Die Brüder Günther und Heinz Barisch sind sich oft nicht einer Meinung. Doch wenn es um ihre Heimat geht, leuchten beider Augen gleichermaßen. Das kleine Städtchen Zülz heißt heute Biała und gehört seit Ende des Zweiten Weltkrieges zu Polen. Für Heinz und Günther ist es jedoch der beschauliche oberschlesische Ort geblieben, welchen sie vor knapp 75 Jahren verlassen mussten. Die Filmemacher Michael Kalb und Timian Hopf begleiten die beiden Senioren auf eine Reise in die Vergangenheit und besuchen mit ihnen die Orte ihrer Kindheit. Doch was passiert, wenn mit den Menschen auch die Erinnerungen an damals sterben? Neben den Gebrüdern Barisch interviewte Kalb 35 weitere Zeitzeugen, die noch aus eigener Erfahrung von der Zeit zwischen 1920 und 1950 berichten können. Wie ein Mosaik aus
Erinnerungen soll „Die letzten Zeitzeugen“ die Grausamkeit und Widersprüche des “Dritten Reiches”, das Chaos nach Kriegsende aber auch den Alltag und manche Lichtblicke dieser Zeit greifbar machen. Mit dem Wissen um die Hintergründe dieser unmenschlichen Zeit erzeugt gerade die Unreflektiertheit mancher Zeitzeugen ein noch größeres Unbehagen.

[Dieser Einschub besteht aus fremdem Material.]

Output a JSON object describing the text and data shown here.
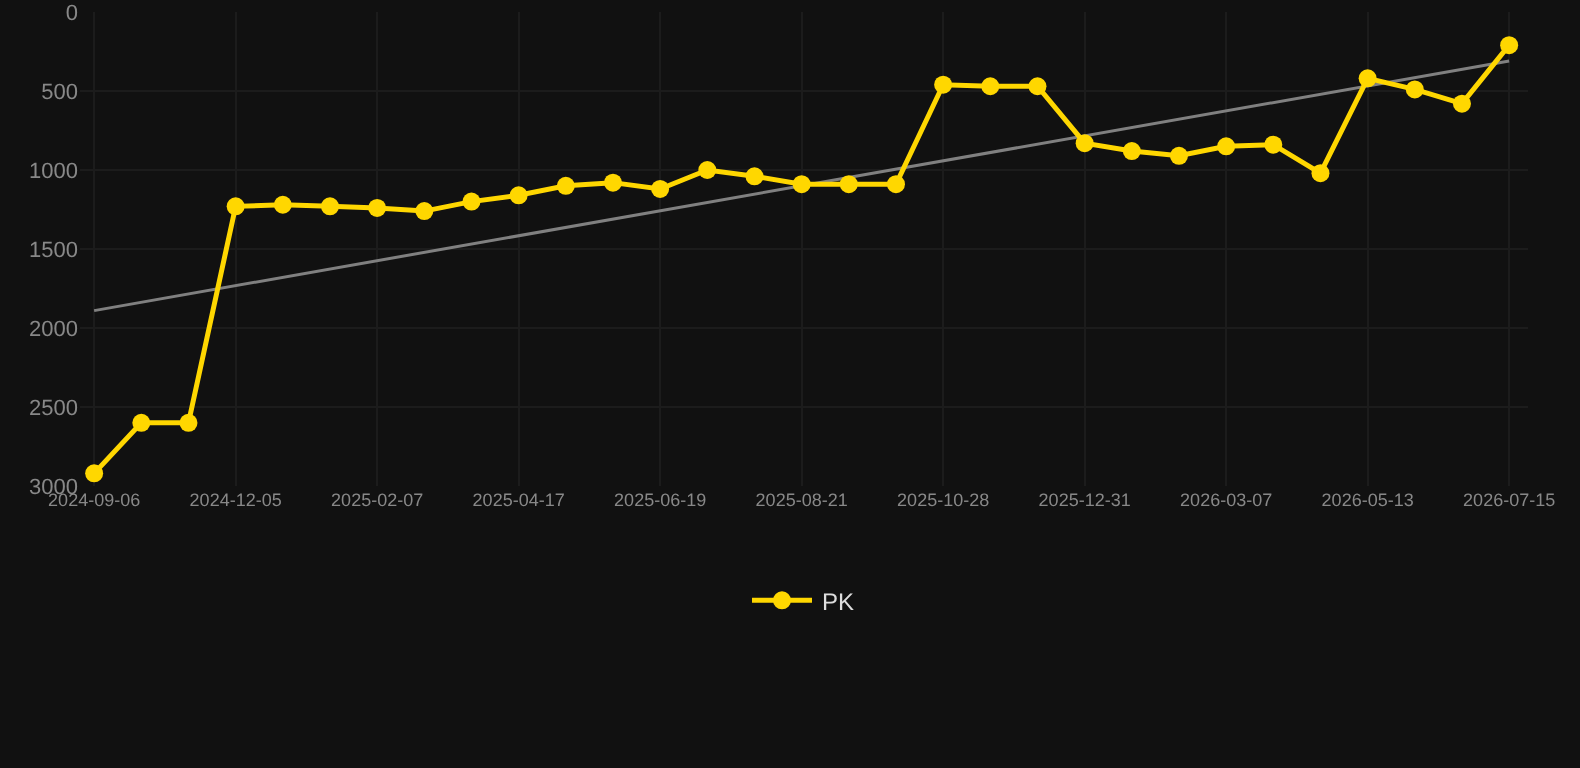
{
  "chart_data": {
    "type": "line",
    "categories": [
      "2024-09-06",
      null,
      null,
      "2024-12-05",
      null,
      null,
      "2025-02-07",
      null,
      null,
      "2025-04-17",
      null,
      null,
      "2025-06-19",
      null,
      null,
      "2025-08-21",
      null,
      null,
      "2025-10-28",
      null,
      null,
      "2025-12-31",
      null,
      null,
      "2026-03-07",
      null,
      null,
      "2026-05-13",
      null,
      null,
      "2026-07-15"
    ],
    "series": [
      {
        "name": "PK",
        "color": "#ffd700",
        "marker": "circle",
        "values": [
          2920,
          2600,
          2600,
          1230,
          1220,
          1230,
          1240,
          1260,
          1200,
          1160,
          1100,
          1080,
          1120,
          1000,
          1040,
          1090,
          1090,
          1090,
          460,
          470,
          470,
          830,
          880,
          910,
          850,
          840,
          1020,
          420,
          490,
          580,
          210
        ]
      },
      {
        "type": "line",
        "color": "#808080",
        "marker": "none",
        "values": [
          1890,
          null,
          null,
          null,
          null,
          null,
          null,
          null,
          null,
          null,
          null,
          null,
          null,
          null,
          null,
          null,
          null,
          null,
          null,
          null,
          null,
          null,
          null,
          null,
          null,
          null,
          null,
          null,
          null,
          null,
          310
        ]
      }
    ],
    "ylim": [
      3000,
      0
    ],
    "yticks": [
      0,
      500,
      1000,
      1500,
      2000,
      2500,
      3000
    ],
    "grid": true,
    "legend": "bottom"
  }
}
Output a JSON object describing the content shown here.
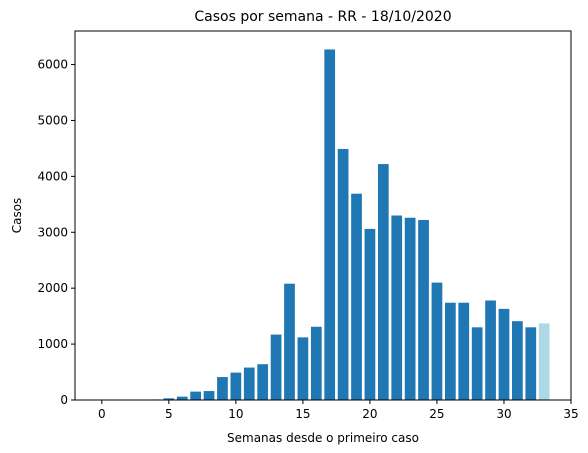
{
  "chart_data": {
    "type": "bar",
    "title": "Casos por semana - RR - 18/10/2020",
    "xlabel": "Semanas desde o primeiro caso",
    "ylabel": "Casos",
    "xlim": [
      -2.0,
      35.0
    ],
    "ylim": [
      0,
      6600
    ],
    "xticks": [
      0,
      5,
      10,
      15,
      20,
      25,
      30,
      35
    ],
    "yticks": [
      0,
      1000,
      2000,
      3000,
      4000,
      5000,
      6000
    ],
    "grid": false,
    "colors": {
      "bar": "#1f77b4",
      "last_bar": "#add8e6"
    },
    "x": [
      0,
      1,
      2,
      3,
      4,
      5,
      6,
      7,
      8,
      9,
      10,
      11,
      12,
      13,
      14,
      15,
      16,
      17,
      18,
      19,
      20,
      21,
      22,
      23,
      24,
      25,
      26,
      27,
      28,
      29,
      30,
      31,
      32,
      33
    ],
    "values": [
      1,
      2,
      3,
      5,
      10,
      30,
      60,
      150,
      160,
      410,
      490,
      580,
      640,
      1170,
      2080,
      1120,
      1310,
      6270,
      4490,
      3690,
      3060,
      4220,
      3300,
      3260,
      3220,
      2100,
      1740,
      1740,
      1300,
      1780,
      1630,
      1410,
      1300,
      1370
    ],
    "highlight_last": true
  }
}
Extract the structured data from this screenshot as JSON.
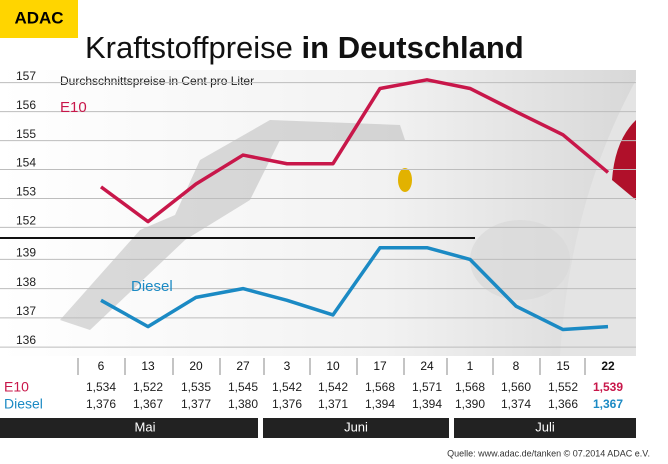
{
  "chart_data": {
    "type": "line",
    "brand": "ADAC",
    "title": "Kraftstoffpreise",
    "title_bold": "in Deutschland",
    "subtitle": "Durchschnittspreise in Cent pro Liter",
    "categories": [
      "6",
      "13",
      "20",
      "27",
      "3",
      "10",
      "17",
      "24",
      "1",
      "8",
      "15",
      "22"
    ],
    "months": [
      "Mai",
      "Juni",
      "Juli"
    ],
    "ylim": [
      151.6,
      157.3
    ],
    "yticks": [
      152,
      153,
      154,
      155,
      156,
      157
    ],
    "y2lim": [
      135.9,
      139.8
    ],
    "y2ticks": [
      136,
      137,
      138,
      139
    ],
    "grid": true,
    "series": [
      {
        "name": "E10",
        "color": "#c8174a",
        "values": [
          153.4,
          152.2,
          153.5,
          154.5,
          154.2,
          154.2,
          156.8,
          157.1,
          156.8,
          156.0,
          155.2,
          153.9
        ],
        "value_labels": [
          "1,534",
          "1,522",
          "1,535",
          "1,545",
          "1,542",
          "1,542",
          "1,568",
          "1,571",
          "1,568",
          "1,560",
          "1,552",
          "1,539"
        ]
      },
      {
        "name": "Diesel",
        "color": "#1b8ac4",
        "axis": "y2",
        "values": [
          137.6,
          136.7,
          137.7,
          138.0,
          137.6,
          137.1,
          139.4,
          139.4,
          139.0,
          137.4,
          136.6,
          136.7
        ],
        "value_labels": [
          "1,376",
          "1,367",
          "1,377",
          "1,380",
          "1,376",
          "1,371",
          "1,394",
          "1,394",
          "1,390",
          "1,374",
          "1,366",
          "1,367"
        ]
      }
    ],
    "source": "Quelle: www.adac.de/tanken   © 07.2014  ADAC e.V."
  }
}
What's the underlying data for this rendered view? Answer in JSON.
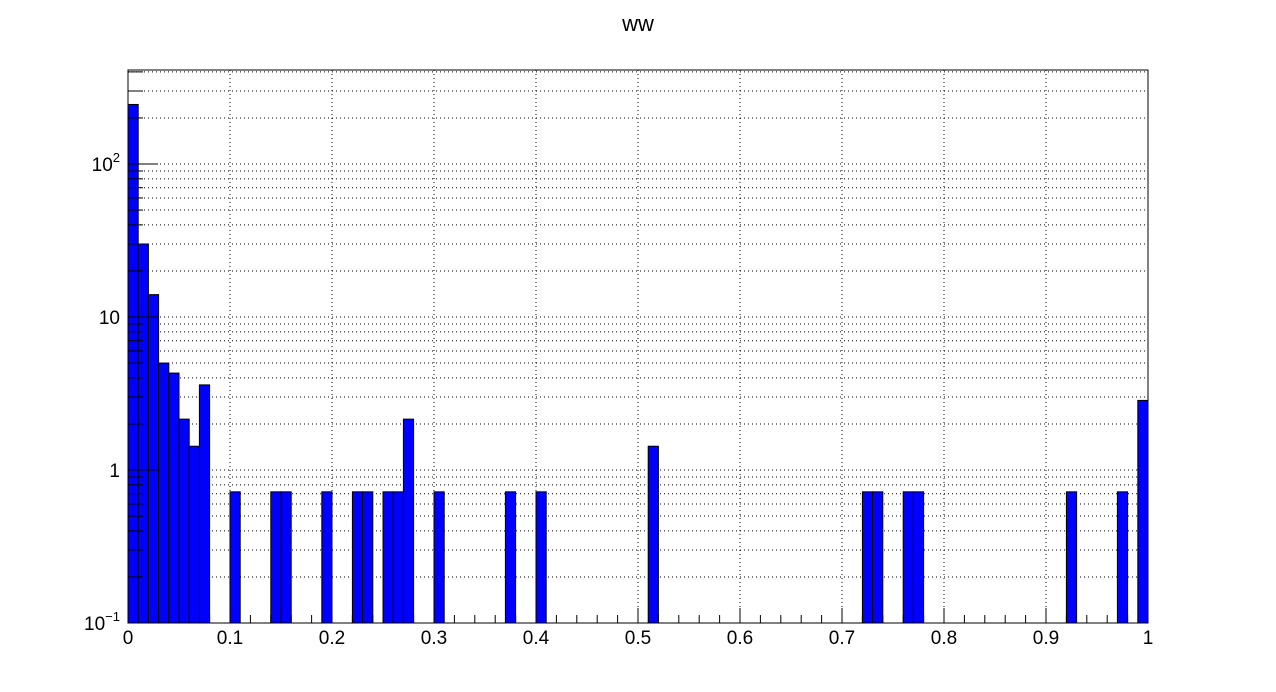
{
  "chart_data": {
    "type": "bar",
    "title": "ww",
    "xlabel": "",
    "ylabel": "",
    "xlim": [
      0,
      1
    ],
    "ylim": [
      0.1,
      350
    ],
    "y_scale": "log",
    "grid": true,
    "bin_width": 0.01,
    "bar_color": "#0000ff",
    "x_ticks": [
      {
        "value": 0,
        "label": "0"
      },
      {
        "value": 0.1,
        "label": "0.1"
      },
      {
        "value": 0.2,
        "label": "0.2"
      },
      {
        "value": 0.3,
        "label": "0.3"
      },
      {
        "value": 0.4,
        "label": "0.4"
      },
      {
        "value": 0.5,
        "label": "0.5"
      },
      {
        "value": 0.6,
        "label": "0.6"
      },
      {
        "value": 0.7,
        "label": "0.7"
      },
      {
        "value": 0.8,
        "label": "0.8"
      },
      {
        "value": 0.9,
        "label": "0.9"
      },
      {
        "value": 1,
        "label": "1"
      }
    ],
    "y_ticks": [
      {
        "value": 0.1,
        "base": "10",
        "exp": "−1"
      },
      {
        "value": 1,
        "base": "1",
        "exp": ""
      },
      {
        "value": 10,
        "base": "10",
        "exp": ""
      },
      {
        "value": 100,
        "base": "10",
        "exp": "2"
      }
    ],
    "bins": [
      {
        "x": 0.0,
        "value": 245
      },
      {
        "x": 0.01,
        "value": 30
      },
      {
        "x": 0.02,
        "value": 14
      },
      {
        "x": 0.03,
        "value": 5
      },
      {
        "x": 0.04,
        "value": 4.3
      },
      {
        "x": 0.05,
        "value": 2.15
      },
      {
        "x": 0.06,
        "value": 1.43
      },
      {
        "x": 0.07,
        "value": 3.6
      },
      {
        "x": 0.1,
        "value": 0.72
      },
      {
        "x": 0.14,
        "value": 0.72
      },
      {
        "x": 0.15,
        "value": 0.72
      },
      {
        "x": 0.19,
        "value": 0.72
      },
      {
        "x": 0.22,
        "value": 0.72
      },
      {
        "x": 0.23,
        "value": 0.72
      },
      {
        "x": 0.25,
        "value": 0.72
      },
      {
        "x": 0.26,
        "value": 0.72
      },
      {
        "x": 0.27,
        "value": 2.15
      },
      {
        "x": 0.3,
        "value": 0.72
      },
      {
        "x": 0.37,
        "value": 0.72
      },
      {
        "x": 0.4,
        "value": 0.72
      },
      {
        "x": 0.51,
        "value": 1.43
      },
      {
        "x": 0.72,
        "value": 0.72
      },
      {
        "x": 0.73,
        "value": 0.72
      },
      {
        "x": 0.76,
        "value": 0.72
      },
      {
        "x": 0.77,
        "value": 0.72
      },
      {
        "x": 0.92,
        "value": 0.72
      },
      {
        "x": 0.97,
        "value": 0.72
      },
      {
        "x": 0.99,
        "value": 2.85
      }
    ]
  }
}
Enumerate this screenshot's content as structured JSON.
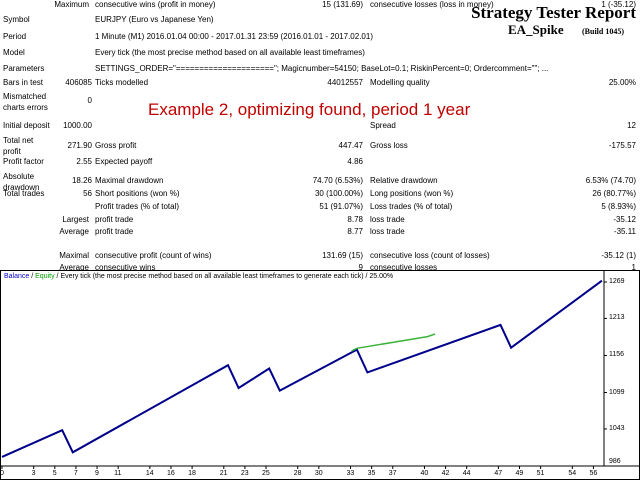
{
  "header": {
    "title": "Strategy Tester Report",
    "ea_name": "EA_Spike",
    "build": "(Build 1045)"
  },
  "rows": {
    "symbol": {
      "label": "Symbol",
      "value": "EURJPY (Euro vs Japanese Yen)"
    },
    "period": {
      "label": "Period",
      "value": "1 Minute (M1) 2016.01.04 00:00 - 2017.01.31 23:59 (2016.01.01 - 2017.02.01)"
    },
    "model": {
      "label": "Model",
      "value": "Every tick (the most precise method based on all available least timeframes)"
    },
    "parameters": {
      "label": "Parameters",
      "value": "SETTINGS_ORDER=\"=====================\"; Magicnumber=54150; BaseLot=0.1; RiskinPercent=0; Ordercomment=\"\"; ..."
    },
    "bars": {
      "label": "Bars in test",
      "value": "406085",
      "label2": "Ticks modelled",
      "value2": "44012557",
      "label3": "Modelling quality",
      "value3": "25.00%"
    },
    "mismatched": {
      "label": "Mismatched charts errors",
      "value": "0"
    },
    "initial_deposit": {
      "label": "Initial deposit",
      "value": "1000.00",
      "label3": "Spread",
      "value3": "12"
    },
    "net_profit": {
      "label": "Total net profit",
      "value": "271.90",
      "label2": "Gross profit",
      "value2": "447.47",
      "label3": "Gross loss",
      "value3": "-175.57"
    },
    "profit_factor": {
      "label": "Profit factor",
      "value": "2.55",
      "label2": "Expected payoff",
      "value2": "4.86"
    },
    "abs_drawdown": {
      "label": "Absolute drawdown",
      "value": "18.26",
      "label2": "Maximal drawdown",
      "value2": "74.70 (6.53%)",
      "label3": "Relative drawdown",
      "value3": "6.53% (74.70)"
    },
    "total_trades": {
      "label": "Total trades",
      "value": "56",
      "label2": "Short positions (won %)",
      "value2": "30 (100.00%)",
      "label3": "Long positions (won %)",
      "value3": "26 (80.77%)"
    },
    "profit_trades": {
      "label2": "Profit trades (% of total)",
      "value2": "51 (91.07%)",
      "label3": "Loss trades (% of total)",
      "value3": "5 (8.93%)"
    },
    "largest": {
      "label": "Largest",
      "label2": "profit trade",
      "value2": "8.78",
      "label3": "loss trade",
      "value3": "-35.12"
    },
    "average": {
      "label": "Average",
      "label2": "profit trade",
      "value2": "8.77",
      "label3": "loss trade",
      "value3": "-35.11"
    },
    "maximum": {
      "label": "Maximum",
      "label2": "consecutive wins (profit in money)",
      "value2": "15 (131.69)",
      "label3": "consecutive losses (loss in money)",
      "value3": "1 (-35.12)"
    },
    "maximal": {
      "label": "Maximal",
      "label2": "consecutive profit (count of wins)",
      "value2": "131.69 (15)",
      "label3": "consecutive loss (count of losses)",
      "value3": "-35.12 (1)"
    },
    "average2": {
      "label": "Average",
      "label2": "consecutive wins",
      "value2": "9",
      "label3": "consecutive losses",
      "value3": "1"
    }
  },
  "headline": "Example 2, optimizing found, period 1 year",
  "chart": {
    "legend_balance": "Balance",
    "legend_sep": " / ",
    "legend_equity": "Equity",
    "legend_rest": " / Every tick (the most precise method based on all available least timeframes to generate each tick) / 25.00%",
    "y_ticks": [
      "1269",
      "1213",
      "1156",
      "1099",
      "1043",
      "986"
    ],
    "x_ticks": [
      "0",
      "3",
      "5",
      "7",
      "9",
      "11",
      "14",
      "16",
      "18",
      "21",
      "23",
      "25",
      "28",
      "30",
      "33",
      "35",
      "37",
      "40",
      "42",
      "44",
      "47",
      "49",
      "51",
      "54",
      "56"
    ],
    "colors": {
      "balance": "#00008b",
      "equity": "#3cb43c",
      "legend_balance": "#0000cd",
      "legend_equity": "#00a000"
    }
  },
  "chart_data": {
    "type": "line",
    "ylim": [
      986,
      1269
    ],
    "xlim": [
      0,
      57
    ],
    "series": [
      {
        "name": "Balance",
        "x": [
          0,
          5.7,
          6.7,
          21.4,
          22.4,
          25.3,
          26.3,
          33.6,
          34.6,
          47.2,
          48.2,
          56.8
        ],
        "y": [
          1000,
          1041,
          1007,
          1141,
          1106,
          1136,
          1102,
          1165,
          1130,
          1203,
          1168,
          1271
        ]
      },
      {
        "name": "Equity",
        "x": [
          33.1,
          33.6,
          40.3,
          41.0
        ],
        "y": [
          1163,
          1167,
          1185,
          1189
        ]
      }
    ]
  }
}
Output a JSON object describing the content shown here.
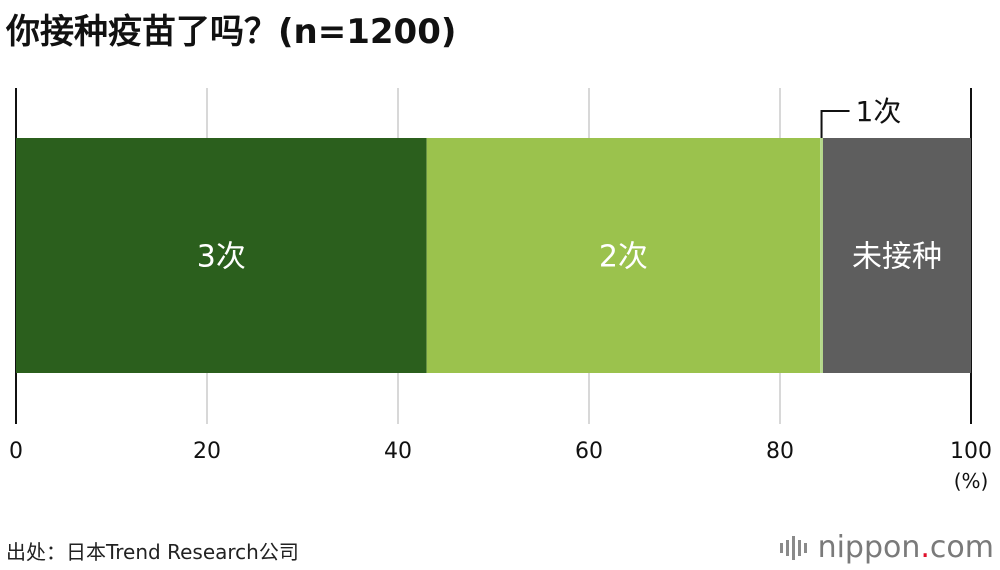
{
  "title": "你接种疫苗了吗？(n=1200)",
  "source": "出处：日本Trend Research公司",
  "logo": {
    "name": "nippon",
    "dot": ".",
    "tld": "com"
  },
  "colors": {
    "three_doses": "#2b5f1d",
    "two_doses": "#9bc24d",
    "one_dose": "#b5d98a",
    "unvaccinated": "#5e5e5e",
    "grid": "#cccccc",
    "axis": "#111111",
    "logo_dot": "#e0102c"
  },
  "chart_data": {
    "type": "bar",
    "orientation": "horizontal-stacked",
    "title": "你接种疫苗了吗？(n=1200)",
    "xlim": [
      0,
      100
    ],
    "x_ticks": [
      "0",
      "20",
      "40",
      "60",
      "80",
      "100"
    ],
    "x_unit": "(%)",
    "grid": true,
    "series": [
      {
        "name": "3次",
        "value": 43.0,
        "color": "#2b5f1d",
        "label": "3次",
        "label_position": "inside"
      },
      {
        "name": "2次",
        "value": 41.2,
        "color": "#9bc24d",
        "label": "2次",
        "label_position": "inside"
      },
      {
        "name": "1次",
        "value": 0.3,
        "color": "#b5d98a",
        "label": "1次",
        "label_position": "callout-above"
      },
      {
        "name": "未接种",
        "value": 15.5,
        "color": "#5e5e5e",
        "label": "未接种",
        "label_position": "inside"
      }
    ]
  }
}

Schon wieder was über die Nazizeit ?!

Schon wieder was über die Nazizeit?“ oder „Was geht mich das heute noch an?“ – auch wir, Jahrgang 1989 und 1986, haben uns dies gefragt. In einer Zeit des erstarkenden Nationalismus müssen wir über unsere Erinnerungskultur entscheiden. Die Zeitzeugen, die den Nationalsozialismus und den Zweiten Weltkrieg noch persönlich erlebt haben, sterben. Umso wichtiger ist es, dass wir diesen Menschen noch einmal genau zuhören. Wir sollten aus ihren Erfahrungen lernen, ihre Geschichten am Leben erhalten und diese aber auch kritisch hinterfragen. Mit diesem Film blicken wir durch das Schlüsselloch auf viele persönliche Erinnerungen und möchten eine Vielzahl an Anknüpfungspunkten liefern, an den Erlebnissen der Zeitzeugen teilzuhaben. Wir möchten die Zuschauer anregen, über den Bezug des Erzählten zu unserem heutigen Leben nachzudenken. Vielleicht werden auch einige nochmals intensiver mit der alten Oma, Tante oder Nachbarin sprechen und ihnen zuhören. Das ist das Beste, was passieren kann, damit Geschichte lebendig bleibt. Die sympathischen und unterhaltsamen Brüder Günther und Heinz Barisch sind nicht die alleinigen Protagonisten des Films. Auf unserem viertägigen Roadtrip nach Oberschlesien begleiten wir die beiden durch Höhen und Tiefen ihrer Jugend und finden Parallelen zu den vielen anderen Geschichten der Interwieten. Am Ende entsteht ein Mosaik aus traurigen, unbeschwerten und skurrilen Erinnerungen aus der Zeit vom Anfang bis zum Ende des Dritten Reiches. Eine Zeit, die hoffentlich nie wiederkommt.